There’s a role to play along nearly every part of the criminal justice spectrum.
You can become a straight-up criminologist, helping law enforcement, government entities, and even private firms examine criminal behavior. But there’s a plethora of even more specialized careers you can choose, both those you can jump into right out of your undergrad studies, as well as those that need higher education. Some options:
• Forensic technician, psychologist, or accountant
• Intelligence or cybercrime analyst
• Criminal profiler
• Probation and parole officer
• FBI agent
• Victims’ advocate
• Police detective
• Fire investigator
• Loss prevention manager
• College professor
A life of crime may not pay, but a life studying crime can pay pretty well.
The variety of jobs that fall under the criminology umbrella make it difficult to predict what salary you’ll one day pull down, but looking at some of the most popular careers, it’s clear that you can bring home a pretty penny (though you may have to go for a degree beyond your bachelor’s to reach the upper salary ranks). The median annual salary for a sociologist in 2016, for example, was just a hair under $80,000, though it’s important to remember that’s for all sociologists, not criminologists in general; criminologist salaries will differ by location, employer, and specialty. Higher wages are often found in government, scientific research, and technical consulting, as well as after you’ve got a couple of decades under your belt. Job security is also high in this field.
It’s often stimulating work.
Not every day is going to be like you’re on the set of CSI, but you likely will end up at a variety of sites in your quest to figure out the intricacies of a particular crime. You might visit a lab, examine a crime scene, attend a university seminar on criminal behavior, and scroll through criminal databases back at the office, maybe all in the same day. You’ll also likely be talking with and meeting a variety of different people, a plus if you’re an extrovert who thrives on personal interaction. And twists and turns—they’re all in a day’s work, making the job exciting.
You’ll have the satisfaction of knowing you’re helping solve and prevent crimes.
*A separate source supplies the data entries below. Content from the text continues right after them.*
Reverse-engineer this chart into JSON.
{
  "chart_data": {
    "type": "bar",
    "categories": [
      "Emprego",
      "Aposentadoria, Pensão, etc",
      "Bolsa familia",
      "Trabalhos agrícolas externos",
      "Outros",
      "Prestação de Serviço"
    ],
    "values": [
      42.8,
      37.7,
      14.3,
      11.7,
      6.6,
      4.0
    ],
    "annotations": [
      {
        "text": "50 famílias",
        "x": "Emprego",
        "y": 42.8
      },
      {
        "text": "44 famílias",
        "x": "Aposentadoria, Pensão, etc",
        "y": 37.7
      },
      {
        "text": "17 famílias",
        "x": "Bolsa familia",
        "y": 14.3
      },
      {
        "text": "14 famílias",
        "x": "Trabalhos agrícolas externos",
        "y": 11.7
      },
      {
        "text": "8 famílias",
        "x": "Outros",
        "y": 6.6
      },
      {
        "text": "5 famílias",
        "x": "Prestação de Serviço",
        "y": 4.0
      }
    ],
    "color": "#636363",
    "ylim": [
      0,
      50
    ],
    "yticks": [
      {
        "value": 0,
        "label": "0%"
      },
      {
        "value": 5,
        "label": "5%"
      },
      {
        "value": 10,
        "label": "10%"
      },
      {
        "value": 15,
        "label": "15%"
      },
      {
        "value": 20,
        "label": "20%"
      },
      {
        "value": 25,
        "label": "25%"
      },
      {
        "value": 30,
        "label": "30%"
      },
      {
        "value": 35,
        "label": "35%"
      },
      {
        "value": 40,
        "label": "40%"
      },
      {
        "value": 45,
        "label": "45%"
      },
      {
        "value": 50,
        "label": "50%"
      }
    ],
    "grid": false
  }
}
Whether you’re a police officer, researcher, medical examiner, or anything in between, your studies in criminology will develop your eye to detect patterns, sift through clues, and examine other mitigating factors surrounding crimes that have already happened, as well as those that could happen without your hard work in trying to prevent them. Your efforts will help ensure victims and their families are put on the path to receive justice, as well as to keep others out of harm’s way, either by coming up with a big break in a case, for example, or through developing crime-prevention programs that schools, local governments, and the community at large can use to keep things on the up-and-up.